Minggu, November 10, 2024

Mata Uang Kripto Jadi Favorit Serangan Siber

Techbiz.id – Acronis Cyberthreats Report 2022 mencatat sejumlah tren serangan siber yang terjadi di tahun 2021 serta prediksi di tahun 2022. Laporan tersebut menyebutkan bahwa mata uang kripto adalah salah satu sasaran favorit serangan siber.

Dijelaskan dalam laporan Acronis tersebut, Infostealer dan malware yang menukar alamat dompet digital menjadi sebuah realitas pada masa kini.

“Kami memprediksi adanya serangan siber sejenis yang lebih besar yang dilancarkan secara langsung terhadap kontrak pintar pada tahun 2022, menyerang program-program di inti mata uang kripto,” sebut Acronis dalam laporannya.

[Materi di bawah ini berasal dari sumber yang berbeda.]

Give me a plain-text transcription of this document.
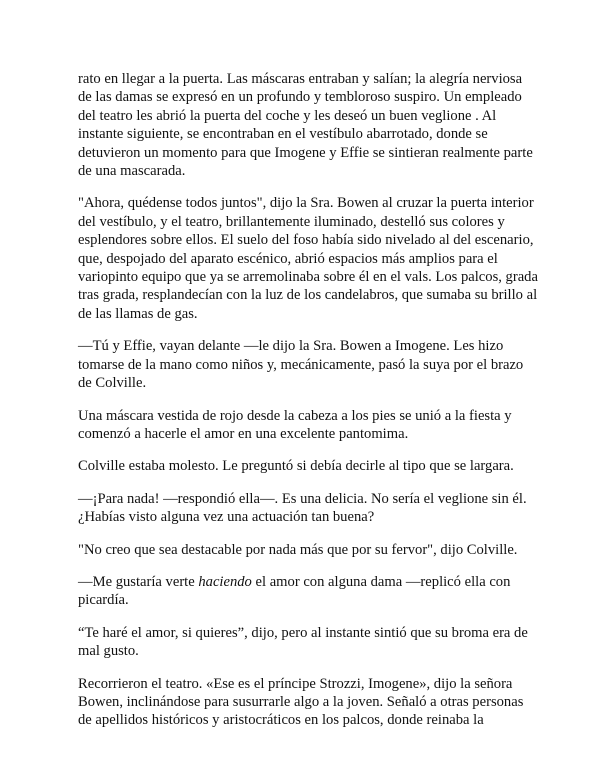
rato en llegar a la puerta. Las máscaras entraban y salían; la alegría nerviosa de las damas se expresó en un profundo y tembloroso suspiro. Un empleado del teatro les abrió la puerta del coche y les deseó un buen veglione . Al instante siguiente, se encontraban en el vestíbulo abarrotado, donde se detuvieron un momento para que Imogene y Effie se sintieran realmente parte de una mascarada.

"Ahora, quédense todos juntos", dijo la Sra. Bowen al cruzar la puerta interior del vestíbulo, y el teatro, brillantemente iluminado, destelló sus colores y esplendores sobre ellos. El suelo del foso había sido nivelado al del escenario, que, despojado del aparato escénico, abrió espacios más amplios para el variopinto equipo que ya se arremolinaba sobre él en el vals. Los palcos, grada tras grada, resplandecían con la luz de los candelabros, que sumaba su brillo al de las llamas de gas.

—Tú y Effie, vayan delante —le dijo la Sra. Bowen a Imogene. Les hizo tomarse de la mano como niños y, mecánicamente, pasó la suya por el brazo de Colville.

Una máscara vestida de rojo desde la cabeza a los pies se unió a la fiesta y comenzó a hacerle el amor en una excelente pantomima.

Colville estaba molesto. Le preguntó si debía decirle al tipo que se largara.

—¡Para nada! —respondió ella—. Es una delicia. No sería el veglione sin él. ¿Habías visto alguna vez una actuación tan buena?

"No creo que sea destacable por nada más que por su fervor", dijo Colville.

—Me gustaría verte haciendo el amor con alguna dama —replicó ella con picardía.

“Te haré el amor, si quieres”, dijo, pero al instante sintió que su broma era de mal gusto.

Recorrieron el teatro. «Ese es el príncipe Strozzi, Imogene», dijo la señora Bowen, inclinándose para susurrarle algo a la joven. Señaló a otras personas de apellidos históricos y aristocráticos en los palcos, donde reinaba la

Serangan terhadap aplikasi Web 3.0 juga akan lebih sering terjadi dan serangan baru yang semakin canggih seperti serangan pinjaman kilat akan memungkinkan penyerang menguras jutaan dolar dari kumpulan mata uang kripto.

Selain itu, phishing masih menjadi vektor serangan utama. 94% malware dikirimkan melalui email menggunakan teknik rekayasa sosial untuk mengelabui pengguna agar membuka lampiran atau tautan berbahaya, phishing telah menduduki posisi pelanggaran tertinggi bahkan sebelum pandemi.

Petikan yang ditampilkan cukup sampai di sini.